Screening of a human antibody phage display library against a peptide antigen using stimuli‐responsive bioconjugates

A synthetic antibody phage library (ETH‐2) was screened against the MUC‐1 peptide. Two standard methods were used, namely screening on immunotubes coated with the peptide antigen and on streptavidin‐coated paramagnetic particles together with a biotinylated MUC‐1 peptide. The results were compared with those obtained using a novel approach based on a stimuli‐responsive bioconjugate of avidin and poly‐( N ‐isopropylacrylamide), also in combination with the biotinylated peptide. The poly‐( N ‐isopropylacrylamide)‐based bioconjugate is soluble below a temperature of 30°C in the aqueous solutions pertinent to this study, but precipitates rapidly once this temperature is surpassed. The process is reversible, and the bioconjugate redissolves once the temperature is lowered again.

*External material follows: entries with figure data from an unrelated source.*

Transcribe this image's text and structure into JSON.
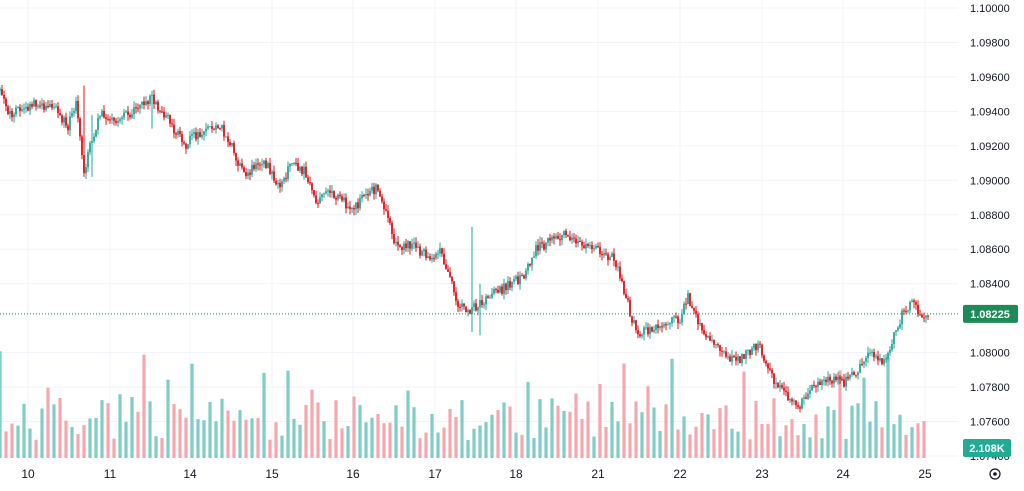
{
  "colors": {
    "up": "#26a69a",
    "down": "#e0101a",
    "volume_up": "#7fcdc4",
    "volume_down": "#f5a7ad",
    "grid": "#f0f3fa",
    "price_badge": "#1e8a57",
    "volume_badge": "#22ab94",
    "last_price_line": "#1e8a57"
  },
  "chart_data": {
    "type": "candlestick",
    "title": "",
    "xlabel": "",
    "ylabel": "",
    "ylim": [
      1.074,
      1.1
    ],
    "grid": true,
    "x_tick_labels": [
      "10",
      "11",
      "14",
      "15",
      "16",
      "17",
      "18",
      "21",
      "22",
      "23",
      "24",
      "25"
    ],
    "y_tick_labels": [
      "1.10000",
      "1.09800",
      "1.09600",
      "1.09400",
      "1.09200",
      "1.09000",
      "1.08800",
      "1.08600",
      "1.08400",
      "1.08000",
      "1.07800",
      "1.07600",
      "1.07400"
    ],
    "last_price": "1.08225",
    "last_volume": "2.108K",
    "settings_icon": "gear-icon",
    "anchors": [
      [
        0,
        1.0952
      ],
      [
        4,
        1.0938
      ],
      [
        12,
        1.0942
      ],
      [
        20,
        1.0945
      ],
      [
        28,
        1.094
      ],
      [
        34,
        1.0932
      ],
      [
        38,
        1.0945
      ],
      [
        42,
        1.0905
      ],
      [
        46,
        1.0925
      ],
      [
        50,
        1.0938
      ],
      [
        60,
        1.0935
      ],
      [
        68,
        1.0942
      ],
      [
        76,
        1.0948
      ],
      [
        80,
        1.094
      ],
      [
        84,
        1.0936
      ],
      [
        92,
        1.092
      ],
      [
        100,
        1.0928
      ],
      [
        110,
        1.0932
      ],
      [
        116,
        1.092
      ],
      [
        122,
        1.0902
      ],
      [
        128,
        1.091
      ],
      [
        134,
        1.0908
      ],
      [
        140,
        1.0895
      ],
      [
        146,
        1.0912
      ],
      [
        152,
        1.0905
      ],
      [
        158,
        1.0888
      ],
      [
        164,
        1.0892
      ],
      [
        170,
        1.089
      ],
      [
        176,
        1.0882
      ],
      [
        182,
        1.089
      ],
      [
        188,
        1.0895
      ],
      [
        192,
        1.0885
      ],
      [
        198,
        1.0862
      ],
      [
        206,
        1.0862
      ],
      [
        212,
        1.0858
      ],
      [
        216,
        1.0855
      ],
      [
        220,
        1.086
      ],
      [
        224,
        1.0848
      ],
      [
        228,
        1.083
      ],
      [
        234,
        1.0825
      ],
      [
        240,
        1.0828
      ],
      [
        248,
        1.0835
      ],
      [
        256,
        1.084
      ],
      [
        262,
        1.0845
      ],
      [
        268,
        1.086
      ],
      [
        276,
        1.0865
      ],
      [
        282,
        1.0868
      ],
      [
        288,
        1.0866
      ],
      [
        294,
        1.0862
      ],
      [
        300,
        1.0858
      ],
      [
        306,
        1.0855
      ],
      [
        310,
        1.0845
      ],
      [
        314,
        1.0828
      ],
      [
        318,
        1.0812
      ],
      [
        324,
        1.0812
      ],
      [
        330,
        1.0815
      ],
      [
        336,
        1.0818
      ],
      [
        340,
        1.082
      ],
      [
        344,
        1.0833
      ],
      [
        348,
        1.082
      ],
      [
        352,
        1.0812
      ],
      [
        356,
        1.0805
      ],
      [
        362,
        1.0798
      ],
      [
        368,
        1.0795
      ],
      [
        374,
        1.08
      ],
      [
        380,
        1.0805
      ],
      [
        384,
        1.079
      ],
      [
        388,
        1.0782
      ],
      [
        392,
        1.0775
      ],
      [
        396,
        1.0772
      ],
      [
        400,
        1.0768
      ],
      [
        404,
        1.0778
      ],
      [
        410,
        1.0782
      ],
      [
        416,
        1.0785
      ],
      [
        422,
        1.0782
      ],
      [
        428,
        1.0788
      ],
      [
        432,
        1.0795
      ],
      [
        436,
        1.08
      ],
      [
        440,
        1.0795
      ],
      [
        444,
        1.08
      ],
      [
        448,
        1.0812
      ],
      [
        452,
        1.0825
      ],
      [
        456,
        1.0828
      ],
      [
        460,
        1.0823
      ],
      [
        464,
        1.0822
      ]
    ],
    "candle_count": 465,
    "events": [
      {
        "i": 42,
        "wick_hi": 1.0955,
        "wick_lo": 1.0902
      },
      {
        "i": 46,
        "wick_hi": 1.0938,
        "wick_lo": 1.0902
      },
      {
        "i": 76,
        "wick_hi": 1.0952,
        "wick_lo": 1.093
      },
      {
        "i": 236,
        "wick_hi": 1.0873,
        "wick_lo": 1.0812
      },
      {
        "i": 240,
        "wick_hi": 1.084,
        "wick_lo": 1.081
      }
    ]
  }
}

The stimuli‐responsive bioconjugate was used to isolate specific phage from the library in several rounds of panning, consisting of repeated thermoprecipitation/redissolution cycles in a procedure known as “affinity precipitation.” As far as we know, this is the first time a compound as big as a viral particle has been specifically captured by a stimuli‐responsive bioconjugate. Compared to the two other investigated screening techniques, affinity precipitation of the phage led to a greater variety of genetically different specific phage, while the process was easy to handle and required no dedicated equipment safe for a centrifuge and a thermostated water bath.